Machine and hand embroidery on soluble fabric.
First I free machined a network on Aquasol – see below.
Then I filled it in with raised chain band using a mix of threads. The tricky
thing with hand stitching on soluble is always fastening the ends in - there aren't many hiding places when the fabric is going to vanish!
Source picture
From this article in the Saturday Guardian 28/03/15:“James Rebanks, Twitter’s favourite shepherd: ‘Sheep farming is another form of culture, just like Picasso or punk’. Shepherds are disappearing from the countryside — but there’s one in the Lake District who has 40,000 Twitter followers and an acclaimed memoir to his name. Over a day in the fields, James Rebanks explains why he’ll never give up on the life that has sustained his family for 600 years.”
One of Rebanks’ flock of
450 Herdwick sheep – a tough mountain breed synonymous with the Lake District.

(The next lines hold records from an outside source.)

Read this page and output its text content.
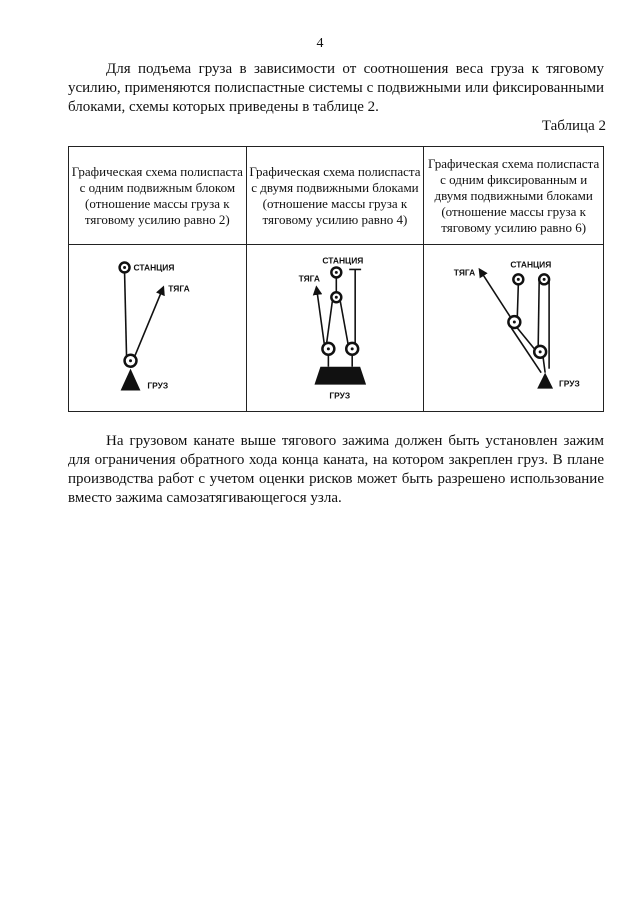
4
Для подъема груза в зависимости от соотношения веса груза к тяговому усилию, применяются полиспастные системы с подвижными или фиксированными блоками, схемы которых приведены в таблице 2.
Таблица 2
Графическая схема полиспаста с одним подвижным блоком (отношение массы груза к тяговому усилию равно 2)	Графическая схема полиспаста с двумя подвижными блоками (отношение массы груза к тяговому усилию равно 4)	Графическая схема полиспаста с одним фиксированным и двумя подвижными блоками (отношение массы груза к тяговому усилию равно 6)

СТАНЦИЯ
ТЯГА
ГРУЗ	СТАНЦИЯ
ТЯГА
ГРУЗ	ТЯГА
СТАНЦИЯ
ГРУЗ
На грузовом канате выше тягового зажима должен быть установлен зажим для ограничения обратного хода конца каната, на котором закреплен груз. В плане производства работ с учетом оценки рисков может быть разрешено использование вместо зажима самозатягивающегося узла.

Photograph: Christopher Thomond for the Guardian
Sample designI loved the curve and banding of the horn, and wanted to do just that, not any more of the sheep. So making a free standing horn on soluble seemed apt (OK, any excuse for soluble).
Just machine
stitching would be too flat, so I decided to use a technique I developed for a
cuff (pattern here in my
Etsy shop). Lovely nubbly
raised chain band into a machined grid.
I’d nearly
finished before it dawned on me that it didn’t have to be so… wholemeal! I didn't try to copy the actual shades, but the more I deviate from the source picture the better, so I
should’ve used a completely different palette. At this point I wanted another go, imagining
zingy rainbow hues. But, the other important lesson I try to learn from this project is
to finish and move on, not try again. So wholemeal it is, sorry.
2 comments:
I like your wholemeal sheep's horn! Lovely use of water soluble
That's such a lovely textural piece!